21 Eylül 2018 Cuma
Göğsünüz sıkışıyor ve nefes alamıyor gibimisiniz ?
13 Temmuz’da ki Güneş Tutulması bizim “özgürlük” yönümüzü tetikleyip kendini sorgula, kendini neye bağlanmış ve mutsuz hissediyorsun ? diyerek hemen arkasından 27 Temmuz’da ki Ay Tutulması da Güneş’i destekleyip bizlere “Sen yeter ki Cesur ol ve harekete geç, Destekleniyor ve Seviliyorsun” demiş ve sonra her ikisi birden “Ayaklarınızı yere sağlam basın ve önce kendinize güvenin” mesajları vermişti.
Dolayısıyla daha sonra ben de yazılarımda Enerjilerin çok dengesiz aktığını ve Denge’de kalmamız için otokontrollü olmamız gerektiğini sık sık yazarak naçizane hatırlattım..

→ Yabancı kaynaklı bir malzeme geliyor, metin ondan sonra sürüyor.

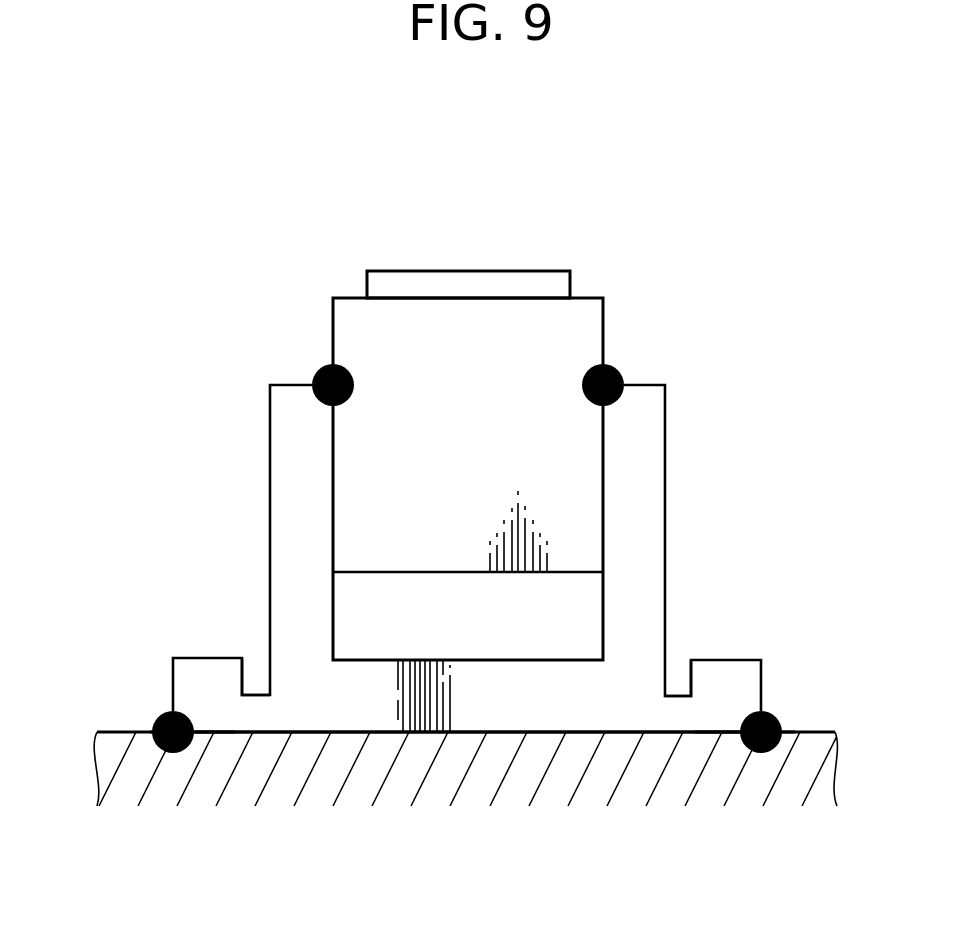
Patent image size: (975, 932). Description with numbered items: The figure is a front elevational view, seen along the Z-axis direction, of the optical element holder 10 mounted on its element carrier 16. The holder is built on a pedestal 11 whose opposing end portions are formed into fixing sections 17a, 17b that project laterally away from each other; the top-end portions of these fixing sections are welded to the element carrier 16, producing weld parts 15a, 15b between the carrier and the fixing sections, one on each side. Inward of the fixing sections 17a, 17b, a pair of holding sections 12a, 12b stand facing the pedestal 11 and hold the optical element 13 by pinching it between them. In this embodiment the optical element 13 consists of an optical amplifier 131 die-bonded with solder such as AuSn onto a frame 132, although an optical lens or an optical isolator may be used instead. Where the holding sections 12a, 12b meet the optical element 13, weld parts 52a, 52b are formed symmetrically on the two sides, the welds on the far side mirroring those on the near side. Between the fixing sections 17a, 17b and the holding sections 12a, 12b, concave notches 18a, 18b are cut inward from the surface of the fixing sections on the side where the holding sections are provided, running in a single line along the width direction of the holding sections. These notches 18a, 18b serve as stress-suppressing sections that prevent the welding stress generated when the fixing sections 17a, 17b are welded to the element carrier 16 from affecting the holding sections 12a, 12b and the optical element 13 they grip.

Bu etkilerle içsel veya mantıksal , yapması gerekenleri ertelemeyip yada görmemezlikten gelmeyip yapmak için harekete geçenlerde yeni bir hayata yeni bir başlangıca attığı adımın heyecanı ile bir boşluk ve de hoşluk duygusu yaşayarak bu yeni duyguyu anlamlandırmaya çalışıyor. Çünkü insanlar sürekli olumsuz bir şey düşünüp kafayı takmaya alıştıkları için huzurun sesini dinlemeyi ve sadece onu AN’da keyifle yaşamayı bilemiyorlar. Bırakın bir şey düşünmek zorunda değilsiniz. İlla da bir şey düşünmek istiyorsan o zaman geçtiğin zorlu virajları düşünüp kendini tebrik et, yapmak istediklerini hayal et, kendini sev, şımart ve mutlu ol. Yani bak ne güzel işler yapılmış, bitmiş, olmuş ve yürüyorsun işte keyfini çıkar ! Tabii ki ayağına taş da batabilir. Bu gayet normal. Taşa değil güzel yoluna odaklanmayı öğrenmen gerek. Hatta ve hatta o taş’dan bile keyif almayı öğrenmelisin. Bence en önemli ruhsal farkındalık noktası taş’da gizli
Bu yüzden bazı kişilerin de sürekli vesvese yapması ve güzel şeyler içinde illa da bir şey araması normal . (aslında normal değil de şimdilik normal yani öğrenene kadar diyeyim )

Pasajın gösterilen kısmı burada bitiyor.